The opposite of D.R.Y.

Since we have this nice cheesy acronym for eliminating redundant code it helps to discuss the topic with an equally cheesy acronym to refer to the reciprocal: W.E.T., or Write Everything Twice.”

What is worse than W.E.T.?

Coupling is often worse than writing code that is not D.R.Y. And when D.R.Y. is taken to its extreme by dogmatic programmers they often end up with highly-coupled code where code that was similar becomes intertwined to avoid “repeating” and thus multiple use-cases all have to be handled by the same code, increasing complexity and with it test permutations and likelihood of errors in the code.

A real-world example

We are building a desktop app in Go for a developer productivity platform that helps programmers developer and debug their projects. The app itself scans directories for potential programs and load the list as part of loading the app’s JSON-format configuration file. Then each user’s project itself has its own JSON-format configuration file. Finally JSON is generated by the app as part of an API that allows other programs to call and interact with it.

Doing-it-Wrong(tm)

When I first started developing the desktop app I defined a single type[1] of “Project” object. However, as the project evolved I found a constant need to refactor and it became harder and harder to get my Project object to work in all use-cases.

And then it hit me. I was doing it wrong.

Make each use-case independent

So the solution was to create a separate Go package for each use-case and had a different Project object designed specifically for each use-case:

  1. Lightweight Project object for the app’s config
  2. Heavy Project object for reading and writing each project’s config.
  3. Heavy Project object optimized for outputting and update project information via the API
  4. Several partitioned Project objects for actually working with the project in the app.

Coupling becomes explicit, and easy to debug

In addition to these use-cases I added factory methods to accept one type of project object and transform into another type.

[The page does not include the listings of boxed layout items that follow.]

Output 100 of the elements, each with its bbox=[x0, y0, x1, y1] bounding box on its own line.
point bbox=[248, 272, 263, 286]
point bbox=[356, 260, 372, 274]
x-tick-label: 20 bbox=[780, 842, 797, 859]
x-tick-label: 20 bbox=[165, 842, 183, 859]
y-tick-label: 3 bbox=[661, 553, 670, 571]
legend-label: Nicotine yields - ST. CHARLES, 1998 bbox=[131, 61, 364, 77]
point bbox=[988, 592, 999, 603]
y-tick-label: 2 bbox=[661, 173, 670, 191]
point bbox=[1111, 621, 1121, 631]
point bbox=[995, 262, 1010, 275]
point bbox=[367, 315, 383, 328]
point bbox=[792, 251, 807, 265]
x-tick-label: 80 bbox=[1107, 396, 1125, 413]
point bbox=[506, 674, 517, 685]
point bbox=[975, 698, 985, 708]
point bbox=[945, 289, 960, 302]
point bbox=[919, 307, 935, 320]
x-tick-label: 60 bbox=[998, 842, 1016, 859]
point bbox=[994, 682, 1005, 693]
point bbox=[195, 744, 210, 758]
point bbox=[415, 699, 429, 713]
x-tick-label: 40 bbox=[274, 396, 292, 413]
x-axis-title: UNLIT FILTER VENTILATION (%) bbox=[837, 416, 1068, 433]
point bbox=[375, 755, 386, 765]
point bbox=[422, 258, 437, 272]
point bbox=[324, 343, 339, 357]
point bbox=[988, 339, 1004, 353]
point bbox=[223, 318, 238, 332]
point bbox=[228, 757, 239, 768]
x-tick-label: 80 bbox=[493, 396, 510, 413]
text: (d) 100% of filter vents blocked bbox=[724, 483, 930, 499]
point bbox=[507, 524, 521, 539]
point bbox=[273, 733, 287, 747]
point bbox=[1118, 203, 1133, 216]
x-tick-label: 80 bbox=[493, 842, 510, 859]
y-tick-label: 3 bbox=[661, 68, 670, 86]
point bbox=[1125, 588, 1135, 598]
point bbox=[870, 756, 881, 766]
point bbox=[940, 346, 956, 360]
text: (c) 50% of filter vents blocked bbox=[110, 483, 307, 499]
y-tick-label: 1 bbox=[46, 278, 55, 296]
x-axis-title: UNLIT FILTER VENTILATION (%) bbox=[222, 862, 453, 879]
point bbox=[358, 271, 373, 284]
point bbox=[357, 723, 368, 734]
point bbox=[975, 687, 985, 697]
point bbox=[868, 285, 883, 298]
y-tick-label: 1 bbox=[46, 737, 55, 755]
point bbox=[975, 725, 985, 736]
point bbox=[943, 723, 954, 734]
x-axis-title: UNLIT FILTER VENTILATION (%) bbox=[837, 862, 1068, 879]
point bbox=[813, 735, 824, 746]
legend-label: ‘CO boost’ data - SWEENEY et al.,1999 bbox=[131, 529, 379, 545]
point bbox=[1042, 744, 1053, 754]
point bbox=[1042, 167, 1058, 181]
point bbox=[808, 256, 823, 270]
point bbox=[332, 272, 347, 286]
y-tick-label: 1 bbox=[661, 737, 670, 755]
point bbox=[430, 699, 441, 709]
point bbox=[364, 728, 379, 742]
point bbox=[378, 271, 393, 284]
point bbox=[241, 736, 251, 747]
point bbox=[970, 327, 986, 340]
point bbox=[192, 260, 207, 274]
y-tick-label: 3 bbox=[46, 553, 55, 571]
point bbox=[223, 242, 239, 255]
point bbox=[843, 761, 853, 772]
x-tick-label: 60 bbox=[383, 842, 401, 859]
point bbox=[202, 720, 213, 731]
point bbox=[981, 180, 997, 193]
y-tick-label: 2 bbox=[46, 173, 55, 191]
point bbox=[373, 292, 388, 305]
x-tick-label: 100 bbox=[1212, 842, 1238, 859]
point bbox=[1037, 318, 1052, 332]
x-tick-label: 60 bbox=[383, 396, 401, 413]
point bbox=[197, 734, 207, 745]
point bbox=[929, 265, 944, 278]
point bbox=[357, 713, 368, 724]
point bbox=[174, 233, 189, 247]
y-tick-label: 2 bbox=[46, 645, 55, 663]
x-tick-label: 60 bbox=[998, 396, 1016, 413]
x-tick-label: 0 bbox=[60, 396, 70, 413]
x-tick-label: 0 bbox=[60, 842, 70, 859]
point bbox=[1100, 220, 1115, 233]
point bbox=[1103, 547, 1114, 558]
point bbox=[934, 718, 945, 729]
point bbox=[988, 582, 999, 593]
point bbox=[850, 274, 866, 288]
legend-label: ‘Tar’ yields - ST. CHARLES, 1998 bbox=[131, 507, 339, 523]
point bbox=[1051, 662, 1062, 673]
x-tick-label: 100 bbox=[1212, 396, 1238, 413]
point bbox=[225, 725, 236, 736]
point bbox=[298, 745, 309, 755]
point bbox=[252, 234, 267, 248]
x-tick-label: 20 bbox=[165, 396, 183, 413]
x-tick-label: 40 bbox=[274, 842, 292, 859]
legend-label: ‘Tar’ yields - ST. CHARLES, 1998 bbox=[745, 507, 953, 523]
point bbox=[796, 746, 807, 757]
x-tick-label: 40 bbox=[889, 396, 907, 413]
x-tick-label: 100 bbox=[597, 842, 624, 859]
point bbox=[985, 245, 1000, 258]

While this resulted in a lot more code with what appears to be a lot of duplication, each project object was decoupled from the others and free to address its use-case without all the complexity.

The coupling required to transform from one to another was based on the identities of the objects and not complex logic flow meaning this type of code is much easier to maintain.

Find your own truth

The moral of this story? No matter what “conventional wisdom” says or which “guru” taught it to you, always ask yourself if they actually make sense. Then seek a tangible answer to your own questions before you simply assuming the convention wisdom is correct.

Quite often you will find conventional wisdom was developed prior to more recent discoveries — especially in programming — or the series of storytellers who propagated it so distorted it — as experienced when playing the game of telephone — that it now bares little resemblance to its original intent.

Caveat emptor!

Footnotes

[1] For non-Go developers, Go does not have classes. Go uses structs for what would be most similar to a class in Java, PHP, Python, Ruby, .NET and many other programming languages.